The Dawn of Everything: A New History of Humanity is an incredibly ambitious book, taking on the task of synthesizing the latest in archaeology and anthropology to argue that the history of humanity is not one of a slow, inevitable path from small bands of egalitarian hunter gatherers eventually leading to the poison pill of farming, cities, hierarchy, and violence. By examining the past, the authors hope to make the argument that in the future humans can organize themselves in different ways than we do today — the spread of agriculture and the rise of male-dominated, violent empires was not predestined, and there are examples in history of other large scale societies organized in different ways (Minoan Crete, as an example). Why didn’t we take those alternative paths? And why can’t we choose an alternative path in the future?

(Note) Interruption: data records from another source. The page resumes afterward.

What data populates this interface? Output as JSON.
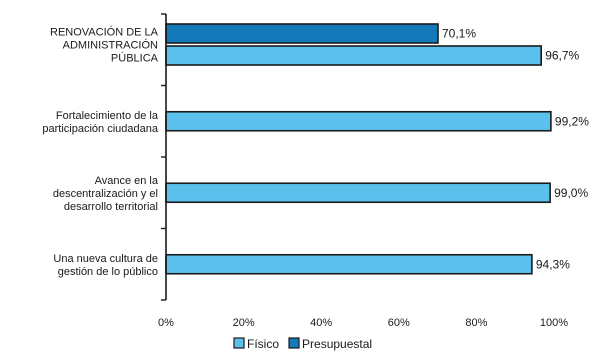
{
  "chart_data": {
    "type": "bar",
    "orientation": "horizontal",
    "categories": [
      [
        "RENOVACIÓN DE LA",
        "ADMINISTRACIÓN",
        "PÚBLICA"
      ],
      [
        "Fortalecimiento de la",
        "participación ciudadana"
      ],
      [
        "Avance en la",
        "descentralización y el",
        "desarrollo  territorial"
      ],
      [
        "Una nueva cultura de",
        "gestión de lo público"
      ]
    ],
    "series": [
      {
        "name": "Físico",
        "color": "#5bc0eb",
        "values": [
          96.7,
          99.2,
          99.0,
          94.3
        ],
        "value_labels": [
          "96,7%",
          "99,2%",
          "99,0%",
          "94,3%"
        ]
      },
      {
        "name": "Presupuestal",
        "color": "#1479b8",
        "values": [
          70.1,
          null,
          null,
          null
        ],
        "value_labels": [
          "70,1%",
          "",
          "",
          ""
        ]
      }
    ],
    "xlim": [
      0,
      100
    ],
    "x_ticks": [
      0,
      20,
      40,
      60,
      80,
      100
    ],
    "x_tick_labels": [
      "0%",
      "20%",
      "40%",
      "60%",
      "80%",
      "100%"
    ],
    "title": "",
    "xlabel": "",
    "ylabel": "",
    "grid": false,
    "legend_position": "bottom"
  }
}
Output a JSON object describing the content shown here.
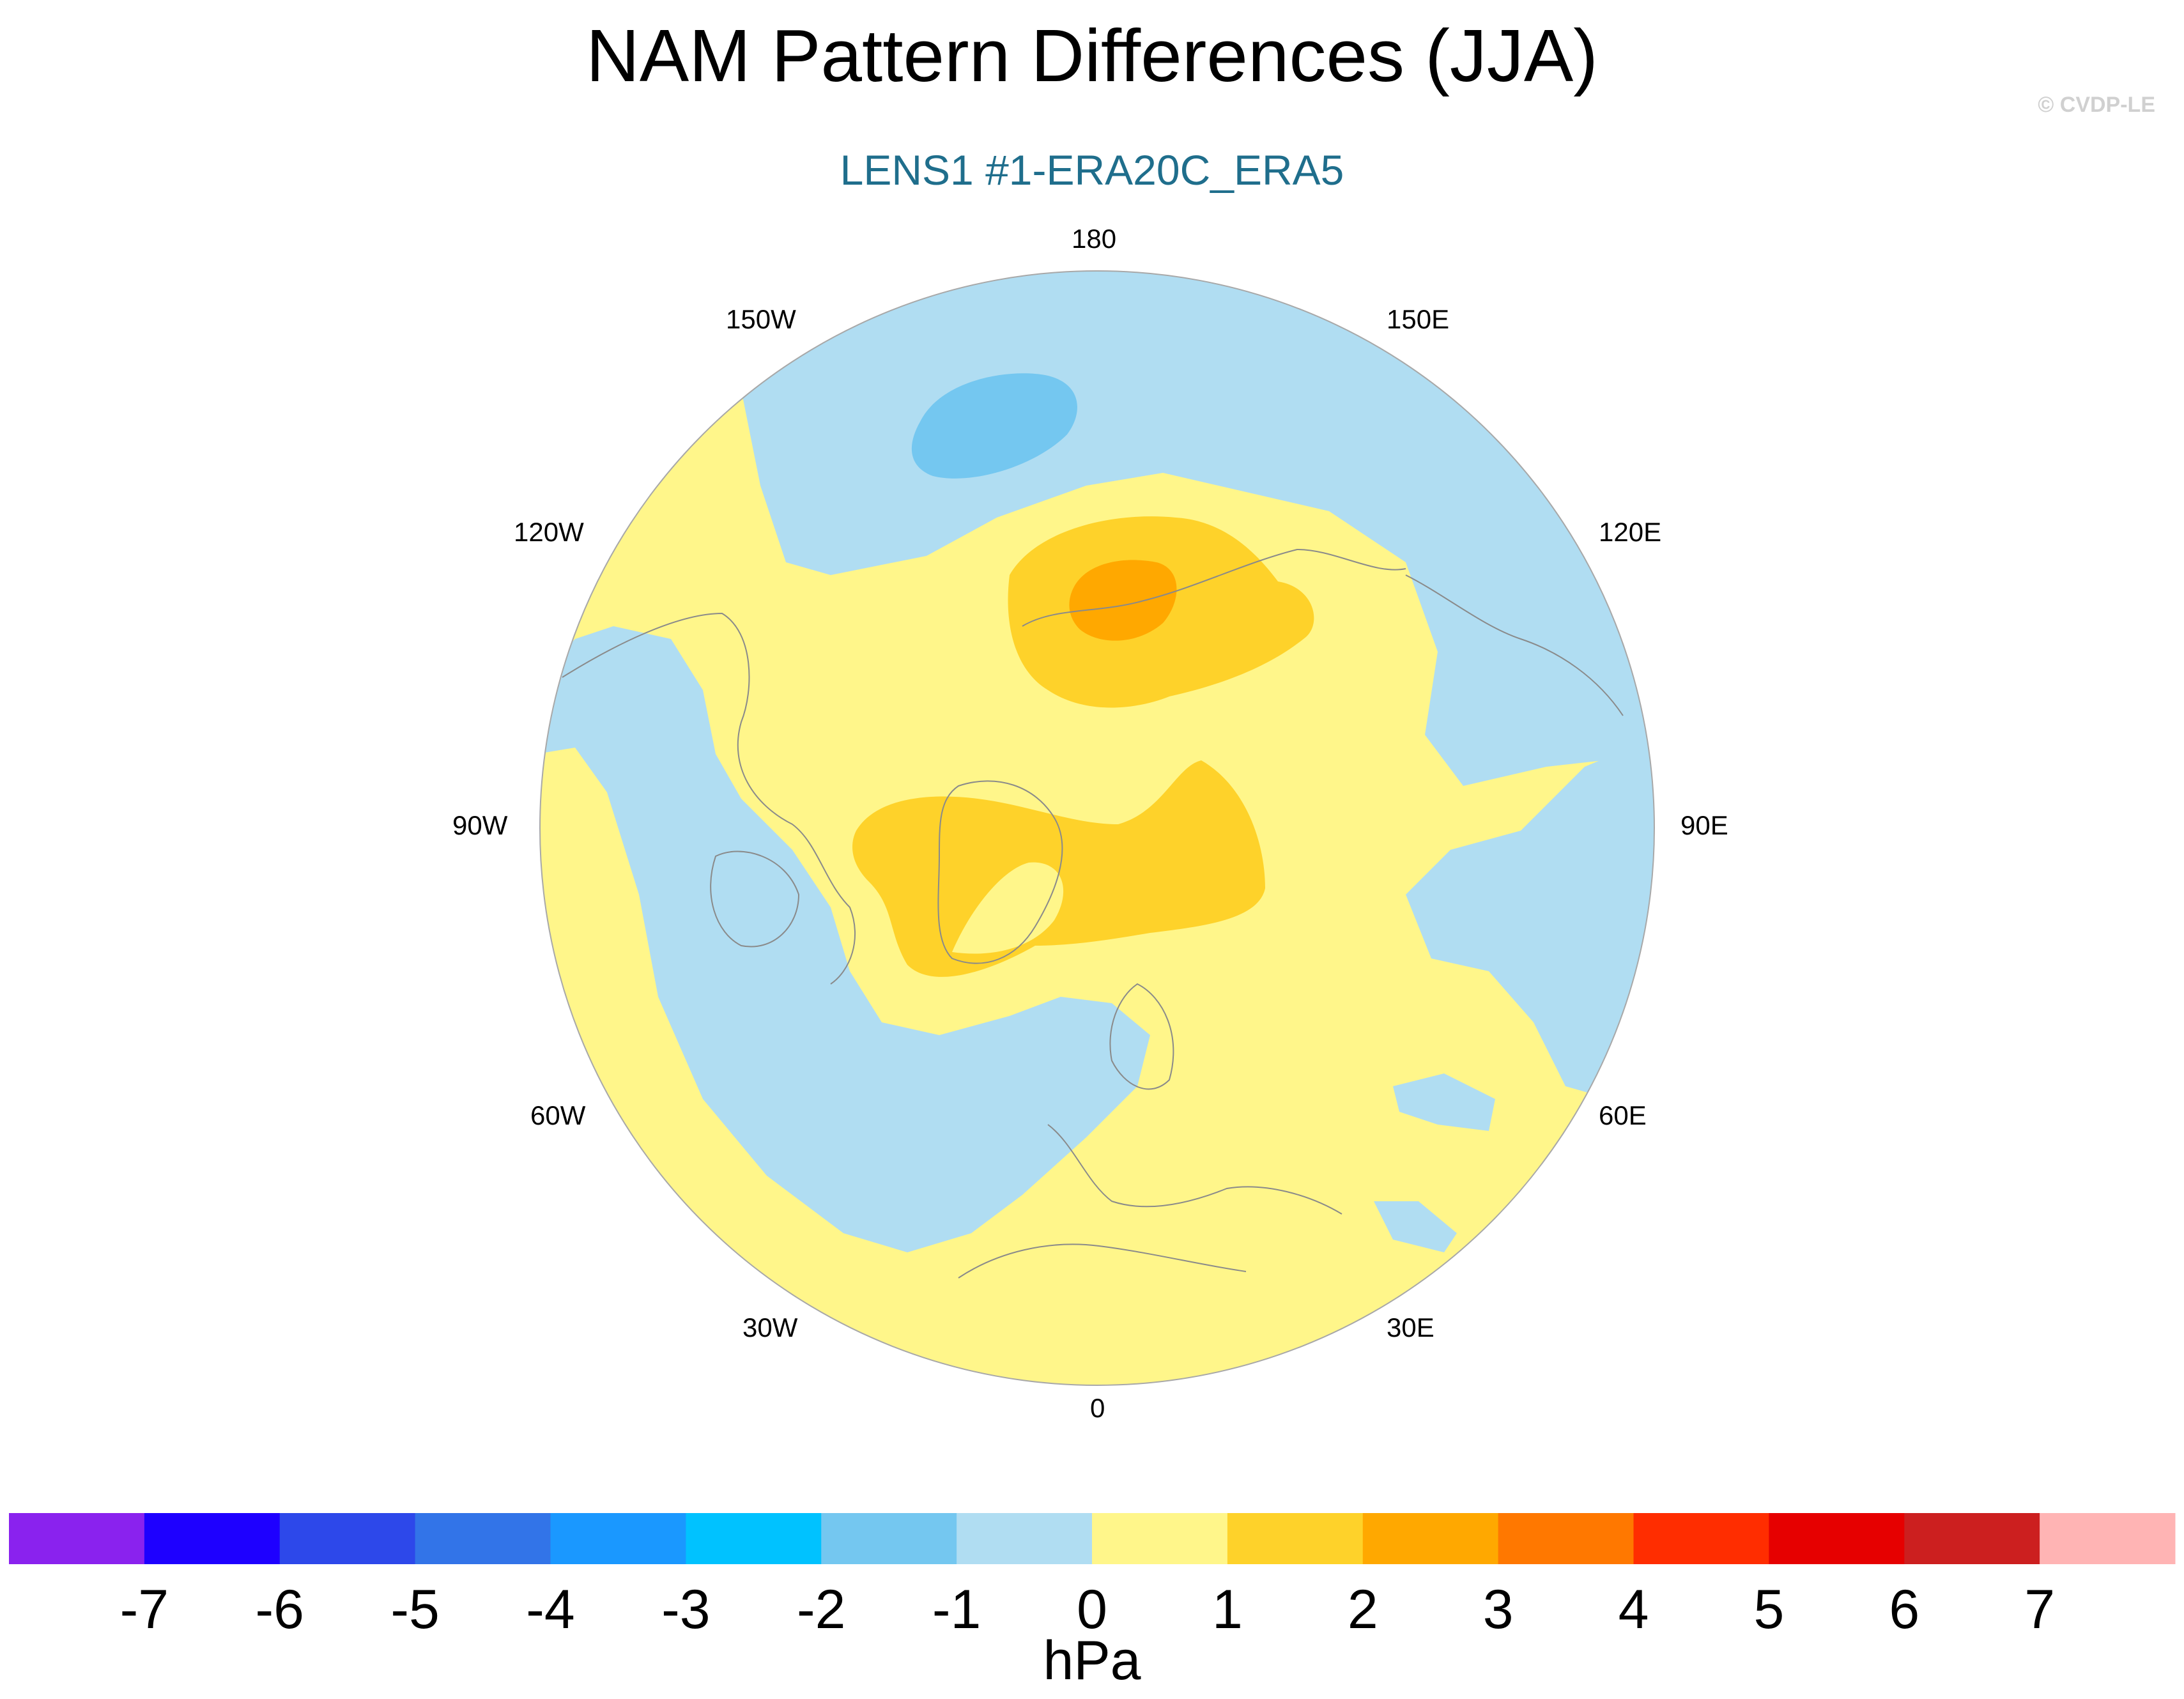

The authors argue that the evolutionary path of history, which they trace back to Rousseau and brought into the present by popular authors like Yuval Noah Harari, is used to tell us that we are stuck with the “institutional cages” we created for ourselves. As Harari writes, “When we break down our prison walls and run towards freedom we are in fact running into the more spacious exercise yard of a bigger prison”.
The book is long (526 pages), dense, and comes with a hundred pages of notes, many of which are longer commentaries on the main point. In the process of making their argument that the world we have today is built on myths and chance, rather than a predetermined path that all large societies must follow, the authors tell the stories of early populations around the globe in compelling detail. Many of the stories are incredibly interesting and I would have happily read the book just for the stories of groups like the Hopewell culture, the Natchez, and the (apparently) violent and brutal Cahokia — parts of North American history that I had only a vague awareness of despite living within a days-drive of where these groups lived. The authors covered thousands of years of history in a compelling and very readable way, and I built up a long list of places that I would like to learn more about as I read the book.
I found the broader argument that the authors make about the alternative paths that existed and could have been (and could be again) compelling. At times the arguments felt a bit forced — does the Enlightenment’s view of the path of human history really have much of an impact on the world today? Are there that many people in power who care much about the philosophical underpinnings of their world?